The Future of Workload Automation

Workload automation tools have provided a necessary uplift to existing automation processing systems, leveraging technologies such as artificial intelligence to provide advanced methods of automation into business environments.

Workload Automation Simplification is emerging with the use of user friendly interfaces removing the requirement for job scheduler experts. Applications, such as Microsoft Flow, allow for pre-built templates or customised processes to automate workflows on local and cloud based applications. Users must ensure compliance is maintained to security policies, even with a simplified interface.

Adaptation to Emerging Technology is vital to maintain the pace within the ever-changing technological landscape. Systems, such as IBM’s Workload Automation Tool, enable automation capability across Internet of Things devices over hybrid cloud environments, and integration of Big Data analytics through Hadoop into the existing infrastructure. Risk management must evolve to accommodate this transformation, ensuring  controls are continually updated to ensure sufficient protection is in place for emerging trends.

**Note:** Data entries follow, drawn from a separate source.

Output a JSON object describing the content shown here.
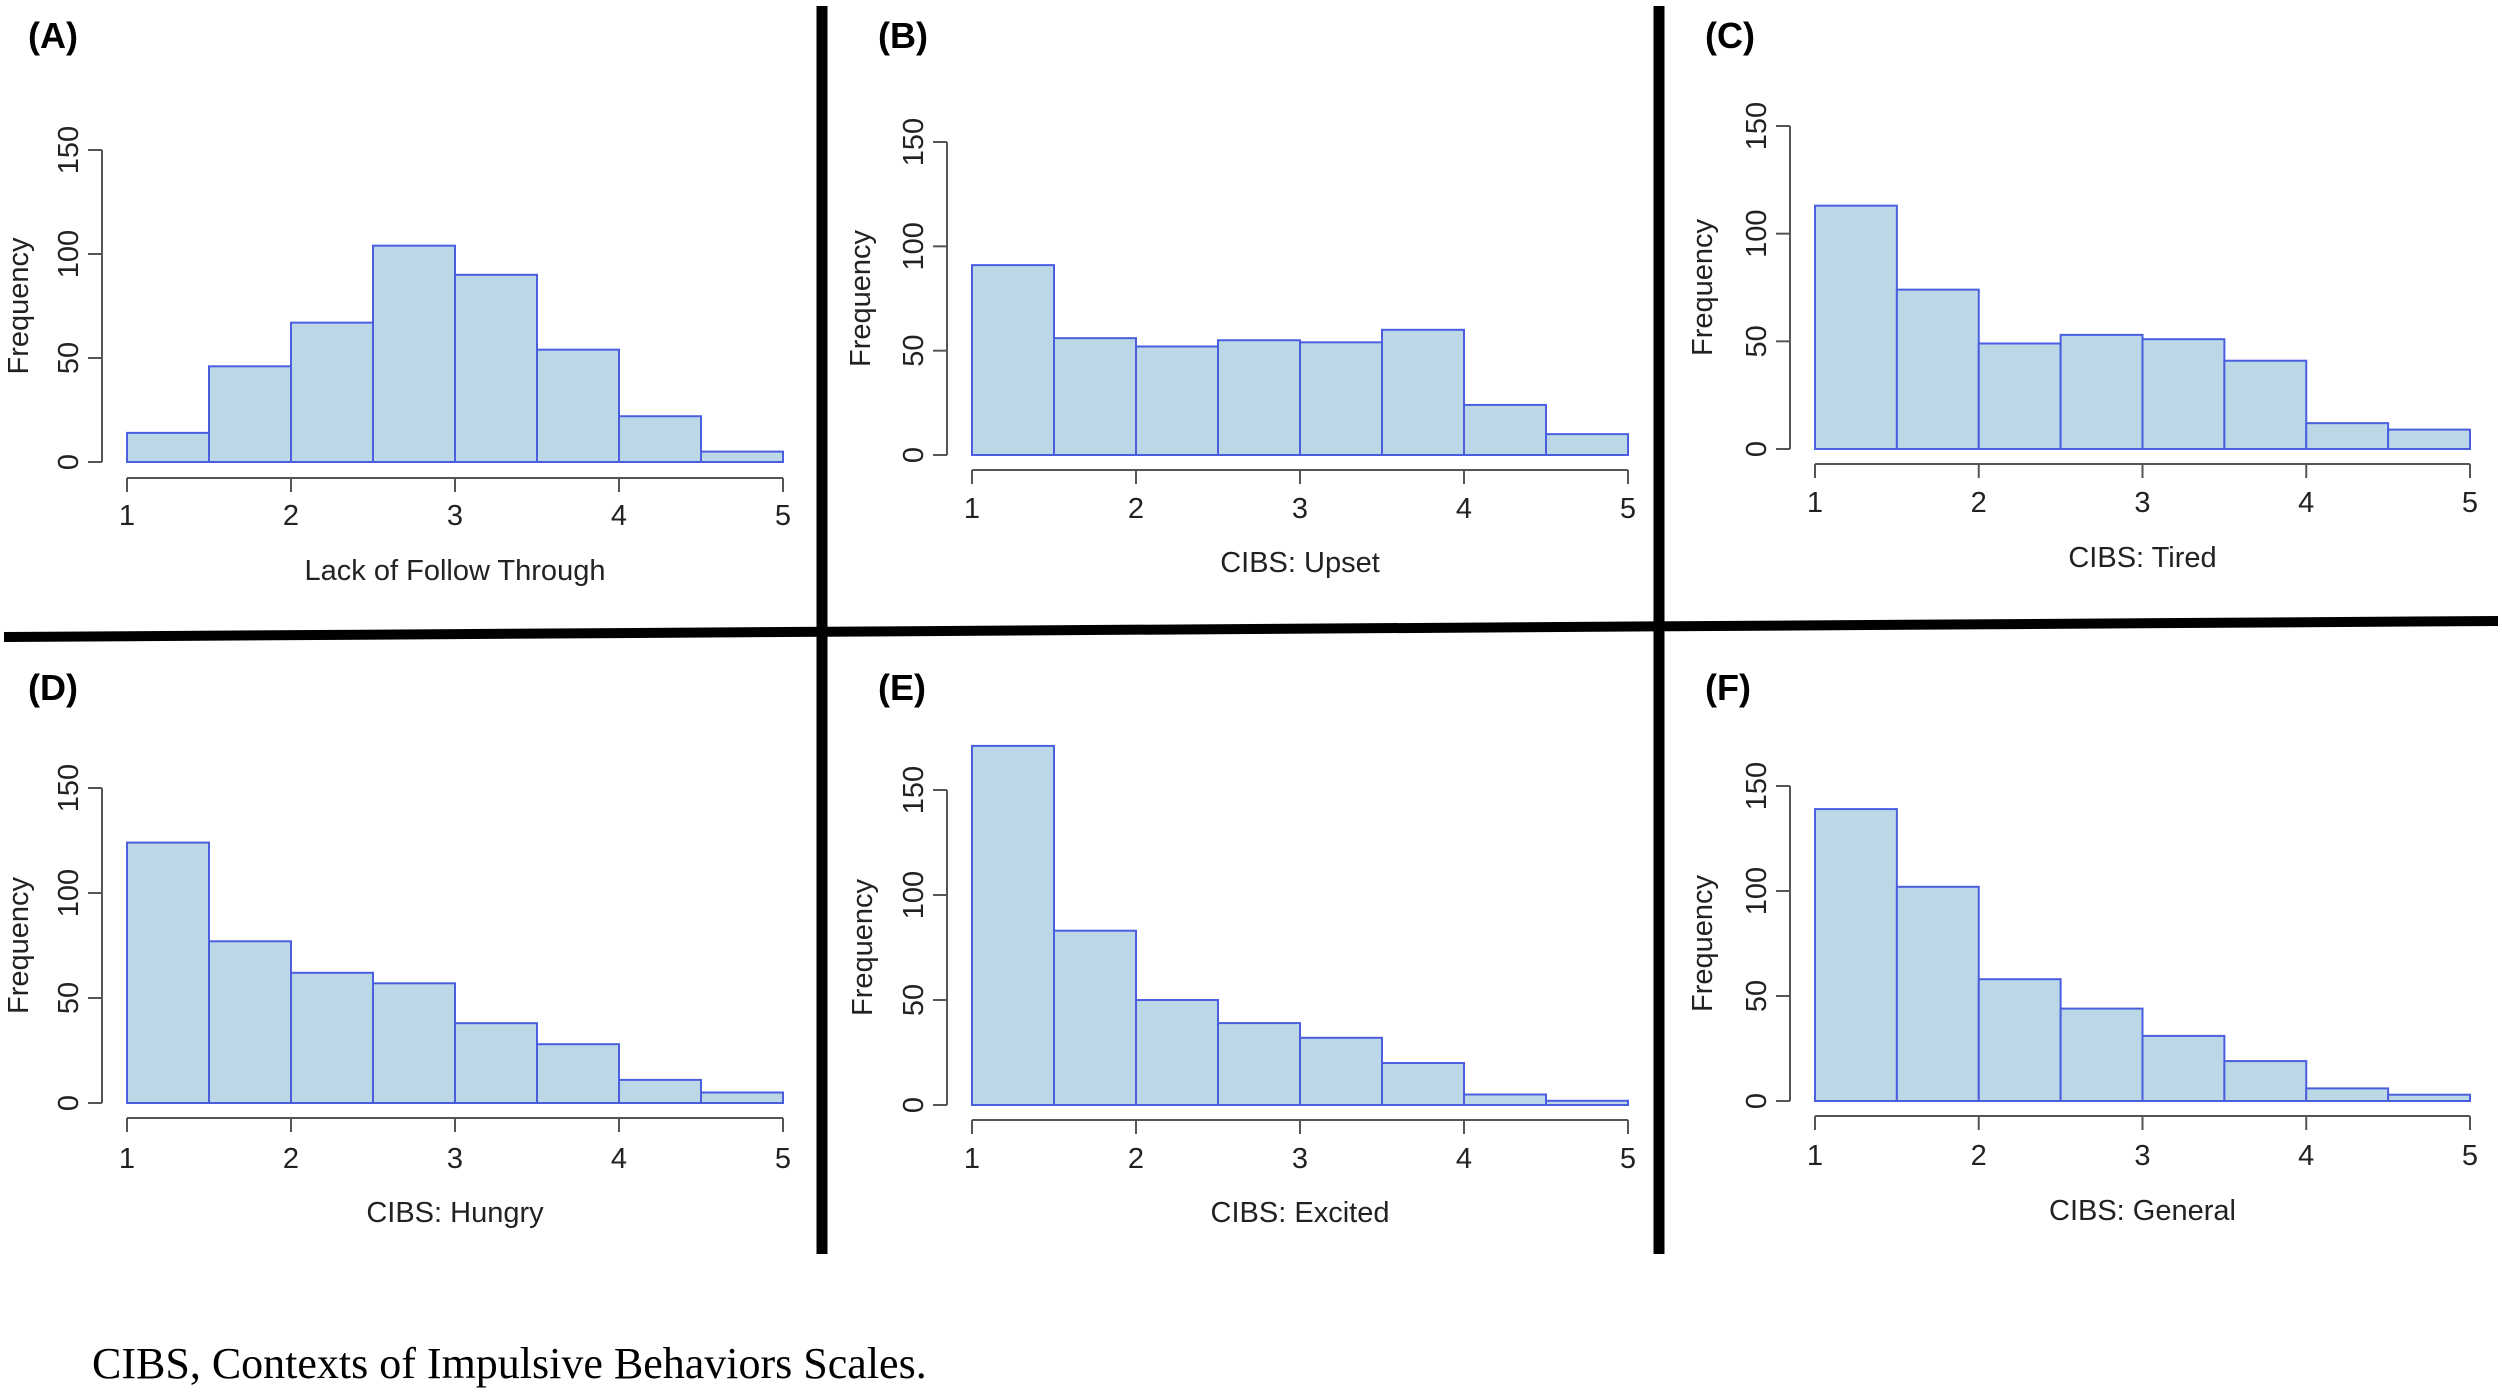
{
  "chart_data": [
    {
      "panel": "(A)",
      "type": "histogram",
      "xlabel": "Lack of Follow Through",
      "ylabel": "Frequency",
      "bin_edges": [
        1,
        1.5,
        2,
        2.5,
        3,
        3.5,
        4,
        4.5,
        5
      ],
      "values": [
        14,
        46,
        67,
        104,
        90,
        54,
        22,
        5
      ],
      "xticks": [
        1,
        2,
        3,
        4,
        5
      ],
      "yticks": [
        0,
        50,
        100,
        150
      ],
      "xlim": [
        1,
        5
      ],
      "ylim": [
        0,
        150
      ]
    },
    {
      "panel": "(B)",
      "type": "histogram",
      "xlabel": "CIBS: Upset",
      "ylabel": "Frequency",
      "bin_edges": [
        1,
        1.5,
        2,
        2.5,
        3,
        3.5,
        4,
        4.5,
        5
      ],
      "values": [
        91,
        56,
        52,
        55,
        54,
        60,
        24,
        10
      ],
      "xticks": [
        1,
        2,
        3,
        4,
        5
      ],
      "yticks": [
        0,
        50,
        100,
        150
      ],
      "xlim": [
        1,
        5
      ],
      "ylim": [
        0,
        150
      ]
    },
    {
      "panel": "(C)",
      "type": "histogram",
      "xlabel": "CIBS: Tired",
      "ylabel": "Frequency",
      "bin_edges": [
        1,
        1.5,
        2,
        2.5,
        3,
        3.5,
        4,
        4.5,
        5
      ],
      "values": [
        113,
        74,
        49,
        53,
        51,
        41,
        12,
        9
      ],
      "xticks": [
        1,
        2,
        3,
        4,
        5
      ],
      "yticks": [
        0,
        50,
        100,
        150
      ],
      "xlim": [
        1,
        5
      ],
      "ylim": [
        0,
        150
      ]
    },
    {
      "panel": "(D)",
      "type": "histogram",
      "xlabel": "CIBS: Hungry",
      "ylabel": "Frequency",
      "bin_edges": [
        1,
        1.5,
        2,
        2.5,
        3,
        3.5,
        4,
        4.5,
        5
      ],
      "values": [
        124,
        77,
        62,
        57,
        38,
        28,
        11,
        5
      ],
      "xticks": [
        1,
        2,
        3,
        4,
        5
      ],
      "yticks": [
        0,
        50,
        100,
        150
      ],
      "xlim": [
        1,
        5
      ],
      "ylim": [
        0,
        150
      ]
    },
    {
      "panel": "(E)",
      "type": "histogram",
      "xlabel": "CIBS: Excited",
      "ylabel": "Frequency",
      "bin_edges": [
        1,
        1.5,
        2,
        2.5,
        3,
        3.5,
        4,
        4.5,
        5
      ],
      "values": [
        171,
        83,
        50,
        39,
        32,
        20,
        5,
        2
      ],
      "xticks": [
        1,
        2,
        3,
        4,
        5
      ],
      "yticks": [
        0,
        50,
        100,
        150
      ],
      "xlim": [
        1,
        5
      ],
      "ylim": [
        0,
        150
      ]
    },
    {
      "panel": "(F)",
      "type": "histogram",
      "xlabel": "CIBS: General",
      "ylabel": "Frequency",
      "bin_edges": [
        1,
        1.5,
        2,
        2.5,
        3,
        3.5,
        4,
        4.5,
        5
      ],
      "values": [
        139,
        102,
        58,
        44,
        31,
        19,
        6,
        3
      ],
      "xticks": [
        1,
        2,
        3,
        4,
        5
      ],
      "yticks": [
        0,
        50,
        100,
        150
      ],
      "xlim": [
        1,
        5
      ],
      "ylim": [
        0,
        150
      ]
    }
  ],
  "colors": {
    "bar_fill": "#bcd8e6",
    "bar_stroke": "#4a5fe0",
    "axis": "#555555",
    "divider": "#000000"
  },
  "caption": "CIBS, Contexts of Impulsive Behaviors Scales."
}
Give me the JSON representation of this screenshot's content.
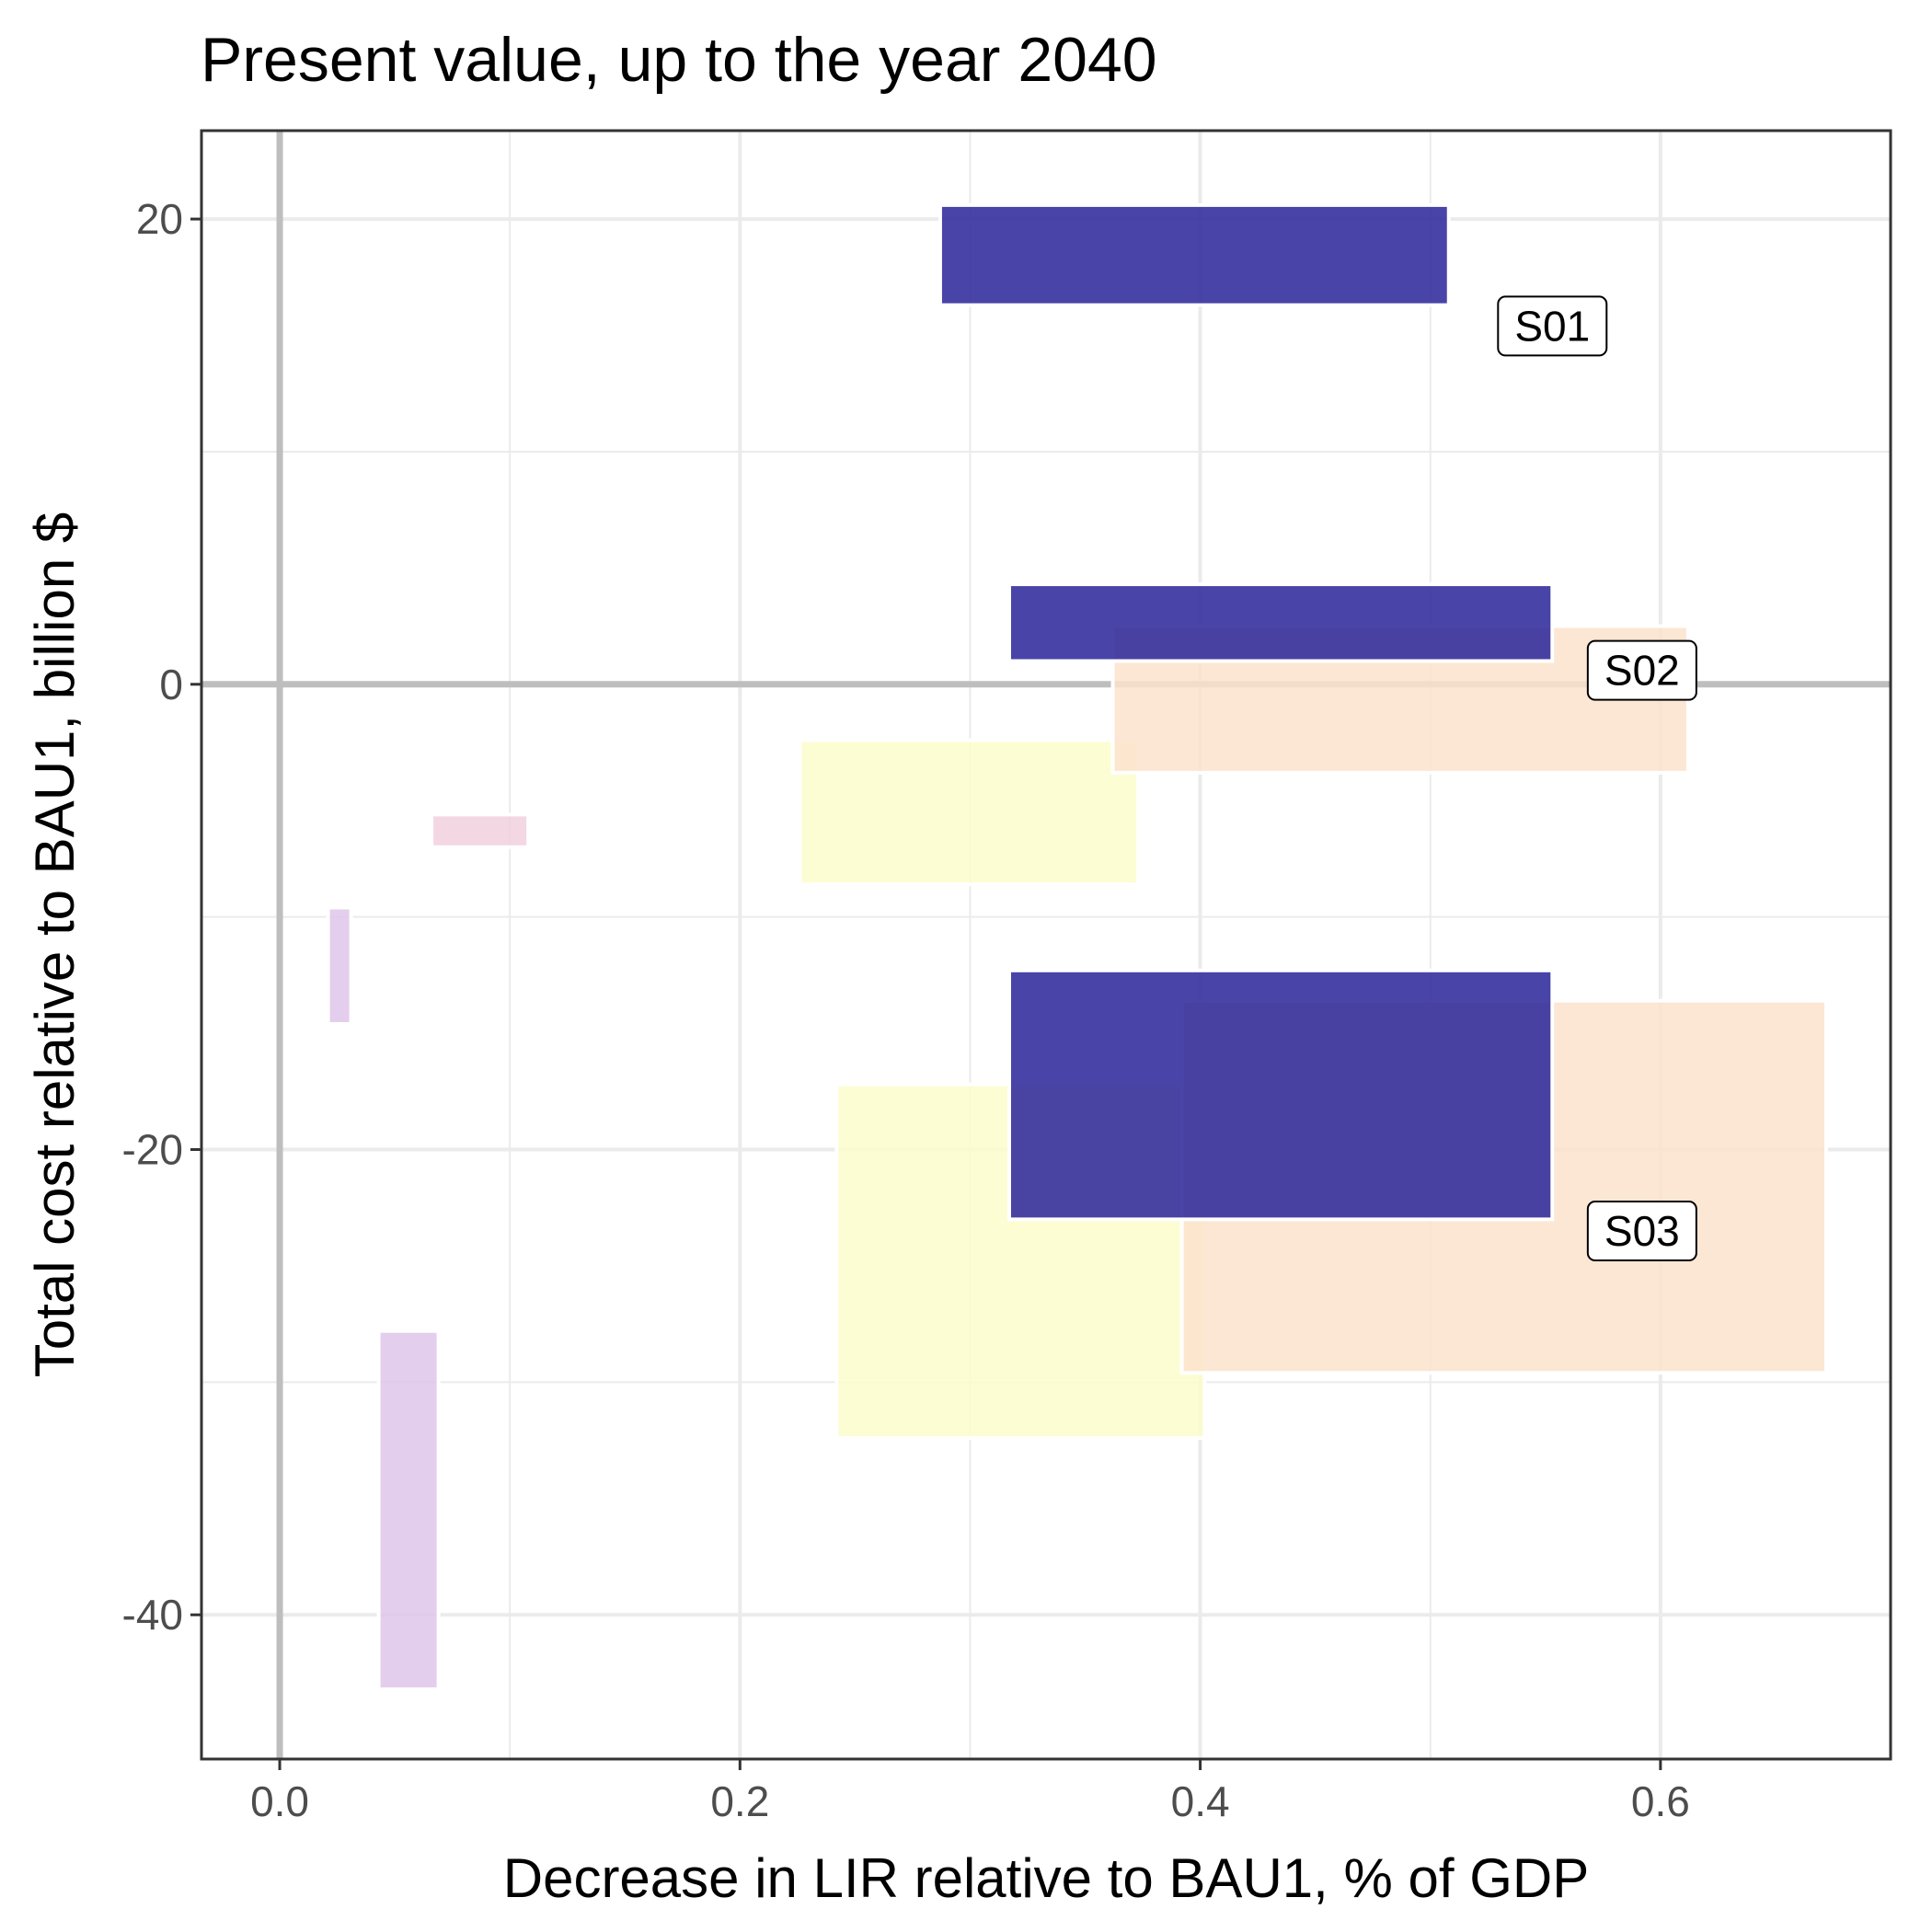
{
  "chart_data": {
    "type": "bar",
    "title": "Present value, up to the year 2040",
    "xlabel": "Decrease in LIR relative to BAU1, % of GDP",
    "ylabel": "Total cost relative to BAU1, billion $",
    "xlim": [
      -0.034,
      0.7
    ],
    "ylim": [
      -46.2,
      23.8
    ],
    "xticks": [
      0.0,
      0.2,
      0.4,
      0.6
    ],
    "xtick_labels": [
      "0.0",
      "0.2",
      "0.4",
      "0.6"
    ],
    "yticks": [
      20,
      0,
      -20,
      -40
    ],
    "ytick_labels": [
      "20",
      "0",
      "-20",
      "-40"
    ],
    "grid": true,
    "legend": "none",
    "colors": {
      "navy": "#302a9b",
      "peach": "#fbe3cd",
      "lightyellow": "#fbfdcb",
      "pink": "#f1d0de",
      "lavender": "#dfc5ea",
      "grid": "#ebebeb",
      "zero_line": "#bebebe"
    },
    "series": [
      {
        "values": [
          {
            "scenario": "S01",
            "xmin": 0.287,
            "xmax": 0.508,
            "ymin": 16.3,
            "ymax": 20.6
          },
          {
            "scenario": "S02",
            "xmin": 0.317,
            "xmax": 0.553,
            "ymin": 1.0,
            "ymax": 4.3
          },
          {
            "scenario": "S03",
            "xmin": 0.317,
            "xmax": 0.553,
            "ymin": -23.0,
            "ymax": -12.3
          }
        ],
        "color": "navy"
      },
      {
        "values": [
          {
            "xmin": 0.362,
            "xmax": 0.612,
            "ymin": -3.8,
            "ymax": 2.5
          },
          {
            "xmin": 0.392,
            "xmax": 0.672,
            "ymin": -29.6,
            "ymax": -13.6
          }
        ],
        "color": "peach"
      },
      {
        "values": [
          {
            "xmin": 0.226,
            "xmax": 0.373,
            "ymin": -8.6,
            "ymax": -2.4
          },
          {
            "xmin": 0.242,
            "xmax": 0.402,
            "ymin": -32.4,
            "ymax": -17.2
          }
        ],
        "color": "lightyellow"
      },
      {
        "values": [
          {
            "xmin": 0.066,
            "xmax": 0.108,
            "ymin": -7.0,
            "ymax": -5.6
          }
        ],
        "color": "pink"
      },
      {
        "values": [
          {
            "xmin": 0.021,
            "xmax": 0.031,
            "ymin": -14.6,
            "ymax": -9.6
          },
          {
            "xmin": 0.043,
            "xmax": 0.069,
            "ymin": -43.2,
            "ymax": -27.8
          }
        ],
        "color": "lavender"
      }
    ],
    "labels": [
      {
        "text": "S01",
        "x": 0.553,
        "y": 15.4
      },
      {
        "text": "S02",
        "x": 0.592,
        "y": 0.6
      },
      {
        "text": "S03",
        "x": 0.592,
        "y": -23.5
      }
    ]
  }
}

Machine Learning is being adapted to further automate error detection, correction and prevention. Continuous learning enables mitigation of operational risk of workload automation through trend analysis of systemic issues and identification of trends, removing reliance on human intervention.

Robotic Process Automation allows for “Robot” accounts to be configured and trained by humans and, through machine learning, carry out repetitive tasks and interact with interface objects, such as buttons and fields. Operational risk is prevalent if Robot accounts are configured incorrectly, and account privileges should be managed through tools such as CyberArk’s check-in/check-out authentication through encrypted sessions. Failure to do so opens up the risks of using Robot account privileges and access to perform malicious activity.

Closing Thoughts

Workload automation must remain adaptive to the rapidly transforming digital landscape in order to remain effective. Integrity must be maintained, and controls around error detection, user access and logging must be adapted to the new ways of working. The potential for workload automation is limitless if companies embrace change and are willing to sacrifice the time, effort and costs associated with migration away from legacy systems.